At other times, I can still attempt to switch to the terminal. In that case, the system locks up after the X windows screen content has been removed but before the terminal is shown, e.g. the screen content consists of a single colour. In that case, the tail of the dmesg output contained some lines about GPU lockup:

[ 9553.364081] radeon 0000:01:00.0: ring 0 stalled for more than 10440msec
[ 9553.364093] radeon 0000:01:00.0: GPU lockup (current fence id 0x0000000000009b9e last fence id 0x0000000000009b9f on ring 0)
[ 9553.368211] radeon 0000:01:00.0: Saved 215675 dwords of commands on ring 0.
[ 9553.369258] radeon 0000:01:00.0: GPU reset succeeded, trying to resume
[ 9553.369272] radeon 0000:01:00.0: ffff880035298800 unpin not necessary
[ 9553.385589] [drm] radeon: 1 quad pipes, 1 z pipes initialized.
[ 9553.386659] [drm] PCIE GART of 512M enabled (table at 0x0000000000040000).
[ 9553.386666] radeon 0000:01:00.0: WB enabled
[ 9553.386672] radeon 0000:01:00.0: fence driver on ring 0 use gpu addr 0x0000000008000000 and cpu addr 0xffff880034dee000
[ 9553.386721] [drm] radeon: ring at 0x0000000008001000
[ 9553.941187] [drm:r100_ring_test [radeon]] *ERROR* radeon: ring test failed (scratch(0x15E8)=0xCAFEDEAD)
[ 9553.941220] [drm:r100_cp_init [radeon]] *ERROR* radeon: cp isn't working (-22).
[ 9553.941224] radeon 0000:01:00.0: failed initializing CP (-22).

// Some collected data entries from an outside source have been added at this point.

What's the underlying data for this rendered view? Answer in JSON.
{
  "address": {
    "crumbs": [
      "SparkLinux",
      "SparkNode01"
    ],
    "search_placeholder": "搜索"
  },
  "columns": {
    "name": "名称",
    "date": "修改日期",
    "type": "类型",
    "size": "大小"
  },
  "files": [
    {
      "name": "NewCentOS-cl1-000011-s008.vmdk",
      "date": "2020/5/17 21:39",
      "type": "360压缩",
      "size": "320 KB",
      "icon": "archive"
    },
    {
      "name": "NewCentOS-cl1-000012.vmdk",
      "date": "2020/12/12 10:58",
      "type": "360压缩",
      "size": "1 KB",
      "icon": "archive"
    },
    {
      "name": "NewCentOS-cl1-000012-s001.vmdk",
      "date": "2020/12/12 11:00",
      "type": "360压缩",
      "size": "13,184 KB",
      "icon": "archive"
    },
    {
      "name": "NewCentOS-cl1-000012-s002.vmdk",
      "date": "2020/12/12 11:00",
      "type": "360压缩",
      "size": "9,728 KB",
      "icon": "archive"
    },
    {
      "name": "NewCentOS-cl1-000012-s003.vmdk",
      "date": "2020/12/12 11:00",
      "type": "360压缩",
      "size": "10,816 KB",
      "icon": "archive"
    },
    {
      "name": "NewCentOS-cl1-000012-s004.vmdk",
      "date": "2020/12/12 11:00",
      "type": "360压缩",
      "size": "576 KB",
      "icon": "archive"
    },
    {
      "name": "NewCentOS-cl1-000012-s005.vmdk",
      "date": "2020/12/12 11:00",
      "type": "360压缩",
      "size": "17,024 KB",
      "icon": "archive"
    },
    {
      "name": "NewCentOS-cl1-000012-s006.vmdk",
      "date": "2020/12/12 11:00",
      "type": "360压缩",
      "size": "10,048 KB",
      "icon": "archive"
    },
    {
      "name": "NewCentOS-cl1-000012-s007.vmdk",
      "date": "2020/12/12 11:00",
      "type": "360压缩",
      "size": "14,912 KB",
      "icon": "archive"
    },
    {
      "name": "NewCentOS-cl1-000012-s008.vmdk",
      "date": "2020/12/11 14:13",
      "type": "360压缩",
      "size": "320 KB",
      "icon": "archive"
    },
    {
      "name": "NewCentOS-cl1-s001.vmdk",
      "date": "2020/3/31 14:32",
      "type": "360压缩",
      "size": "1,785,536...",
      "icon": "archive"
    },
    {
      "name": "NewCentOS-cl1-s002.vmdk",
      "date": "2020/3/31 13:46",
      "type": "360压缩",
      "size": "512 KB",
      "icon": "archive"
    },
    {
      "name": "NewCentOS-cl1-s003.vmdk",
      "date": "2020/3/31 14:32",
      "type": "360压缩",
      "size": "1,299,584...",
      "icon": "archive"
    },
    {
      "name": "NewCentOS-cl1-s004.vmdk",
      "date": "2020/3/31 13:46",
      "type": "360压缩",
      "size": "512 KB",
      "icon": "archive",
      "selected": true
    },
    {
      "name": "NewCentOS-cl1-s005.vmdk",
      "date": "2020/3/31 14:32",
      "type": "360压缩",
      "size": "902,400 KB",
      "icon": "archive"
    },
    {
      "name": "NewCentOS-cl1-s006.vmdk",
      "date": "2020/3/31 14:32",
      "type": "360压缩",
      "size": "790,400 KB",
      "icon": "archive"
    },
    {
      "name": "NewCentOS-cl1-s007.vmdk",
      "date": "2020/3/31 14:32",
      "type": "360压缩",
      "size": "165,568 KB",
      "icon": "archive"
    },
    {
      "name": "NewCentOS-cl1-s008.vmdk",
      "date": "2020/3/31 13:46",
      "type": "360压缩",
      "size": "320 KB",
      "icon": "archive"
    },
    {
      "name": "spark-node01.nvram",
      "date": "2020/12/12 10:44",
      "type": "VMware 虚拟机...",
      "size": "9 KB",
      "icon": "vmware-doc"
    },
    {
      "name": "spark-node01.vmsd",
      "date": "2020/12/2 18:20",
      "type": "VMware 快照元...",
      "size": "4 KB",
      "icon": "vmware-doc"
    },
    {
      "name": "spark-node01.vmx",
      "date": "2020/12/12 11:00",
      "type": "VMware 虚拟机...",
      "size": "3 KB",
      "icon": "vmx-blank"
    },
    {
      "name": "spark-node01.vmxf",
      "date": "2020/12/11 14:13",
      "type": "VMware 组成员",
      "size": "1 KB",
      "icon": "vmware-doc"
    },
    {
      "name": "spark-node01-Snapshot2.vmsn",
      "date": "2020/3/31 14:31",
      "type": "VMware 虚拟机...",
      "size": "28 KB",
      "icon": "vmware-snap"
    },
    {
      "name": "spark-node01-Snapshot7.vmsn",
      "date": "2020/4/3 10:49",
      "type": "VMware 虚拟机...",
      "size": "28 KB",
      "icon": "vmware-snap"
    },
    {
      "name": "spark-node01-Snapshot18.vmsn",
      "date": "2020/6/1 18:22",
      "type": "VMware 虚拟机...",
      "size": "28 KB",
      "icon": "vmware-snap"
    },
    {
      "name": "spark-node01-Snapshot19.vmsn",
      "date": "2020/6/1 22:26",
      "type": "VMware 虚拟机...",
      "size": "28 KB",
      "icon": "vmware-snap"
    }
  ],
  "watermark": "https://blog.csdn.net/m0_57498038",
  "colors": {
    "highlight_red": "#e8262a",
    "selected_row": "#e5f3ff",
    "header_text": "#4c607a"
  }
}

I don't think that this is a regression because I haven seen freezes like this for a long time (since before the 4.x series). The basic problem (i.e. lockup of X windows) hasn't changed in that time. The frequency of occurence and the timing of the lockup seem to vary based on the kernel version.
Comment 1 Erik Brangs 2016-04-25 13:02:33 UTC
Created attachment 214001 [details]
Xorg log
Comment 2 Erik Brangs 2016-04-25 13:03:12 UTC
Created attachment 214011 [details]
glxinfo from working system
Comment 3 Erik Brangs 2016-04-29 14:58:41 UTC
The problem might be related to DPMS: I haven't seen any freezes after deactivating DPMS in xscreensaver.

When I use DPMS with "Standby" in xscreensaver and set the times for "Suspend" and "Off" to a high value so that they won't be triggered, the problem still occurs.
Comment 4 Erik Brangs 2016-06-06 06:36:27 UTC
I think that this was caused by failing hardware.